112   Poi sorridendo disse: «Io son Manfredi,
  nepote di Costanza imperadrice;
  ond' io ti priego che, quando tu riedi,

115   vadi a mia bella figlia, genitrice
  de l'onor di Cicilia e d'Aragona,
  e dichi 'l vero a lei, s'altro si dice.

118   Poscia ch'io ebbi rotta la persona 
  di due punte mortali, io mi rendei,
  piangendo, a quei che volontier perdona.

121   Orribil furon li peccati miei;
  ma la bontà infinita ha sì gran braccia,
  che prende ciò che si rivolge a lei.

124   Se 'l pastor di Cosenza, che a la caccia
  di me fu messo per Clemente allora,
  avesse in Dio ben letta questa faccia,                                                                               

127   l'ossa del corpo mio sarieno ancora
  in co del ponte presso a Benevento,
  sotto la guardia de la grave mora.
                                                                                    

130   Or le bagna la pioggia e move il vento 
  di fuor dal regno, quasi lungo 'l Verde,
  dov' e' le trasmutò a lume spento.

133   Per lor maladizion sì non si perde, 
  che non possa tornar, l'etterno amore,
  mentre che la speranza ha fior del verde.

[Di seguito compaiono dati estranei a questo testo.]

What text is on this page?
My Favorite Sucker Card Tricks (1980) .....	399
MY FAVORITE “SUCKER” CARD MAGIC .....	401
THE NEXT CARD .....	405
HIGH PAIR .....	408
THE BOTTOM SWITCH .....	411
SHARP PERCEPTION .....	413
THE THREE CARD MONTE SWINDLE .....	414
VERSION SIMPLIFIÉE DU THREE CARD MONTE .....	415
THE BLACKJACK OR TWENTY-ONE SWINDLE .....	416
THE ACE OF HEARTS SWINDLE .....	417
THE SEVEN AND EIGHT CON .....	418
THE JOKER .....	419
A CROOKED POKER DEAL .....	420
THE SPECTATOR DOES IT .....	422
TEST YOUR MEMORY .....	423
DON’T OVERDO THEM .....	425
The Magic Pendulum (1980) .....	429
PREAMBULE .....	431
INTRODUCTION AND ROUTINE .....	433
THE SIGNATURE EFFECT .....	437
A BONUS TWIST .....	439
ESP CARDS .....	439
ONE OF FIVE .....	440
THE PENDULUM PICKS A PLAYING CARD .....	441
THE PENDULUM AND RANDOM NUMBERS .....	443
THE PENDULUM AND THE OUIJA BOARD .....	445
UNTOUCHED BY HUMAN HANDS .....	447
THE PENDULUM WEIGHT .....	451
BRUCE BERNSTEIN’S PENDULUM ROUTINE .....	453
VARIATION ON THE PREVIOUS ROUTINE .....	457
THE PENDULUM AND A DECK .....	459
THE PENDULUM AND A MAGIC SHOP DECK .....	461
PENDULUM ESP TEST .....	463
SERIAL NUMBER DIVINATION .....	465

136   Vero è che quale in contumacia more 
  di Santa Chiesa, ancor ch'al fin si penta,
  star li convien da questa ripa in fore,

139   per ognun tempo ch'elli è stato, trenta, 
  in sua presunzïon, se tal decreto
  più corto per buon prieghi non diventa.

142   Vedi oggimai se tu mi puoi far lieto,
  revelando a la mia buona Costanza
  come m'hai visto, e anco esto divieto;

145   ché qui per quei di là molto s'avanza».